Boom Supersonic's Blake Scholl on breaking the sound barrier twice and a bipartisan bill that could end the 1973 supersonic flight ban
May 16, 2025 with Blake Scholl
Key Points
- Boom Supersonic's XB1 test aircraft broke the sound barrier twice in early 2025, with February's flight achieving silent supersonic flight through software that curves the sonic boom skyward using gaming-industry physics algorithms.
- A bipartisan bill introduced this week would lift the 1973 FAA ban on supersonic flight over U.S. land, removing the regulatory wall blocking Boom's path to commercial service by 2029.

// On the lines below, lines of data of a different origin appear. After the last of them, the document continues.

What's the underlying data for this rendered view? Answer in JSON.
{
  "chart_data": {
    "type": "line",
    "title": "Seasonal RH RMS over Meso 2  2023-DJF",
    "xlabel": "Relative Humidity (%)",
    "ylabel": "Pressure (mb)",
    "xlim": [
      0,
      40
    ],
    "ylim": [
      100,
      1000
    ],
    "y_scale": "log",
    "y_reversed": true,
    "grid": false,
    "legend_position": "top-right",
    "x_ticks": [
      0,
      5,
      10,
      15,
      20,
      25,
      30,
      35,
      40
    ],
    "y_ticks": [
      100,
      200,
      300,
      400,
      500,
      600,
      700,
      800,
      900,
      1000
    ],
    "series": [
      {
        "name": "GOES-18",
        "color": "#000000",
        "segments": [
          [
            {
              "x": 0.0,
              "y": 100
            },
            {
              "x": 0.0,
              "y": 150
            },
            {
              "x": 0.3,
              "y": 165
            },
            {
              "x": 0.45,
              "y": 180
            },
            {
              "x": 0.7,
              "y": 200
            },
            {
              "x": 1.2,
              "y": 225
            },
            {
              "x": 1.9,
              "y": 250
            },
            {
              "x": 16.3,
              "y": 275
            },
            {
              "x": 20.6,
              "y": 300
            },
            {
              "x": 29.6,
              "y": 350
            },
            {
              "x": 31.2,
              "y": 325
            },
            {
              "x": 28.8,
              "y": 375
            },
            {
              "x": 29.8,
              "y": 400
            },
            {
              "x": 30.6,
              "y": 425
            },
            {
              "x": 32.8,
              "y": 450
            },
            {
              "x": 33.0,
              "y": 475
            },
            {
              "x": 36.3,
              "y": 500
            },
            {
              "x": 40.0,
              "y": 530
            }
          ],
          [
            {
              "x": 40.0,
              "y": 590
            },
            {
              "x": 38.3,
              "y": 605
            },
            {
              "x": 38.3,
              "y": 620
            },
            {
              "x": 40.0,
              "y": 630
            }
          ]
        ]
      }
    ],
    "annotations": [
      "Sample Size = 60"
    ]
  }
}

- Boom proved pre-market demand by securing non-refundable multimillion-dollar aircraft deposits from United and American Airlines, letting the startup pitch investors on proven demand rather than engineering risk alone.
Summary
Boom Supersonic's CEO Blake Scholl is building a commercial supersonic airliner, and for the first time the company has proof it works. In January 2025, Boom's test aircraft, the XB1, broke the sound barrier. In February, it did it again — this time with no audible sonic boom, which Scholl says validates the core technical thesis.

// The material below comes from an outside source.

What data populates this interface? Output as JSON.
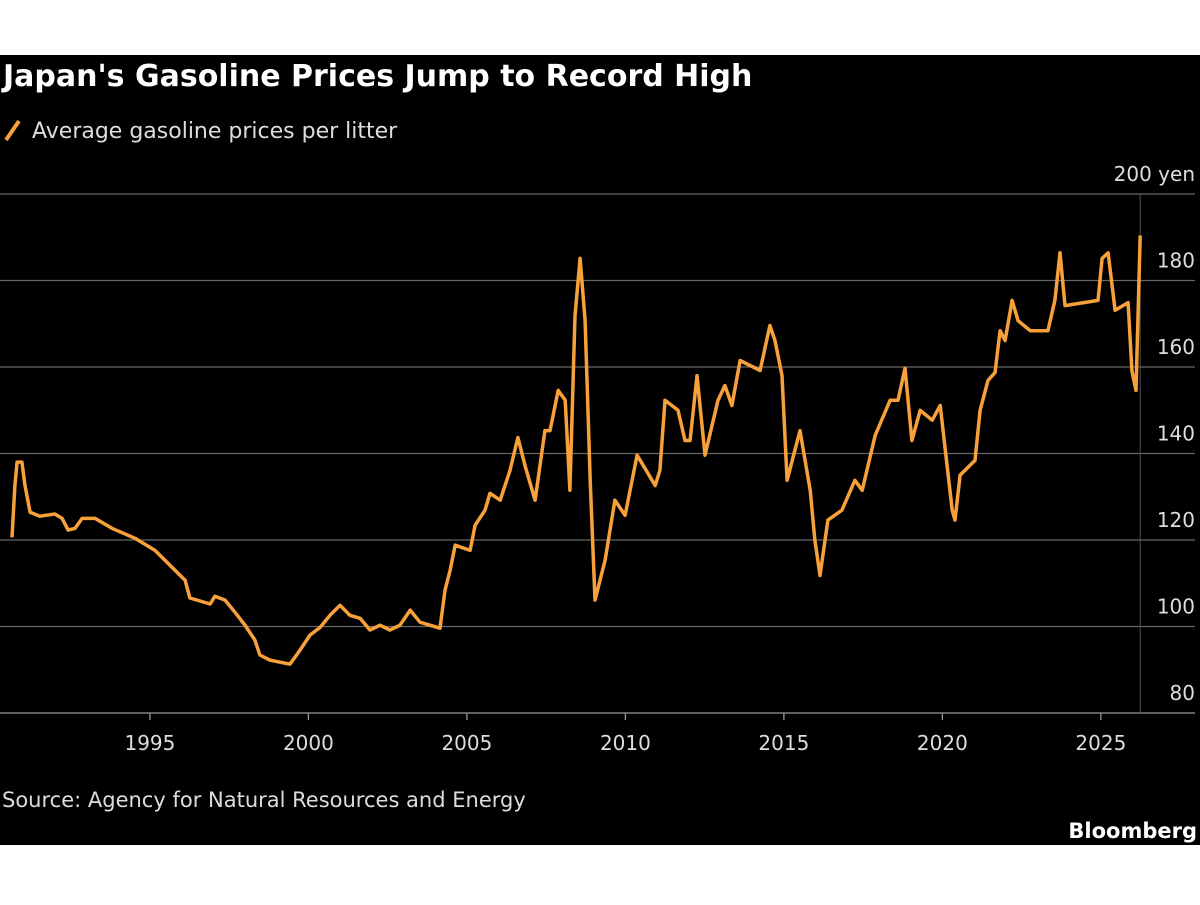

The silent boom is a software fix, not an aerodynamics overhaul. Flying at the right altitude and speed for the current atmosphere causes the sonic boom to curve back upward and never reach the ground. The real-time calculation draws on weather data and algorithms originally developed for computer gaming — essentially a physics simulation similar to ray tracing.
The one regulation blocking everything
The engineering is largely solved. The obstacle is a 1973 FAA regulation that bans exceeding Mach 1 over the United States — a speed limit, not a noise limit, which means a silent supersonic aircraft is still illegal. A bipartisan bill dropped in both the House and Senate this week to lift the ban. Elon Musk and Jared Isaacman have endorsed it. Scholl says some believe it could pass the Senate unanimously, though he thinks that is probably optimistic.
How Boom built the plane
The XB1 was built by a team of 50 people. Boom's total headcount is around 115. Scholl is deliberate about staying lean — if a team isn't complaining about being understaffed, he assumes they're overstaffed.
The engineering approach leans on existing technology: 20-year-old Boeing 787 components, reshaped into a longer, narrower airframe with twice as many engines. No new science required. Where Boom ran into apparent barriers — like sourcing high-temperature superalloys for the engine — the barriers mostly dissolved on inspection. The "trade secret" a major supplier refused to share turned out to be an open-source NASA material with fully public specs.
Scholl also developed what he calls the "slacker index" — lead time divided by actual production time. When Boom needed 3D-printed turbine blades, the traditional aerospace supply chain quoted $1 million per engine set and a six-month wait, despite each blade taking roughly 24 hours to print. Boom bought the printer for $2 million, got it in weeks, and beat both the cost and timeline.
Proving demand before building the product
Scholl argues the standard mythology that hardware startups are more capital-intensive than software companies is wrong. SpaceX and Anduril have often raised less than Uber or Airbnb before IPO. The difference is that internet businesses can test product-market fit cheaply by shipping. Boom can't build a supersonic airliner as a proof of concept.
The workaround was pre-orders. United and American Airlines made non-refundable, multi-million dollar deposits against a specific aircraft design with specific specs. That let Boom go to investors with a simpler pitch: the market is proven, all you have to believe is that we can ship.
Near-death and the survival instinct
Boom has come close to shutting down more than once. The worst stretch put the company within a week of running out of cash. Lawyers had a shutdown plan ready. Scholl's framing is that founders should choose a mission they care about enough that a stage-four diagnosis makes them fight harder, not fold. For him, that mission is supersonic flight.
EVtols and the broader aviation landscape
Scholl is skeptical that electric vertical takeoff and landing vehicles — led by Joby and Archer — will hit their stated near-term timelines. He thinks the technology will be ready before the infrastructure and regulatory environment catch up. He puts Boom's own target at 2029 for the first passenger flight.
On the harder question of whether anyone could take a defense-first path to commercial supersonic — going unmanned, smaller, and overseas first, as Zipline did with delivery drones — Scholl is doubtful. He argues safety and noise are foundational to product architecture, not retrofittable afterthoughts. Commercial products regularly become defense products (the Boeing 707 became the KC-135; the 767 became the KC-46), but the reverse almost never happens. Building for defense first and then adding passengers later is, in his view, close to impossible.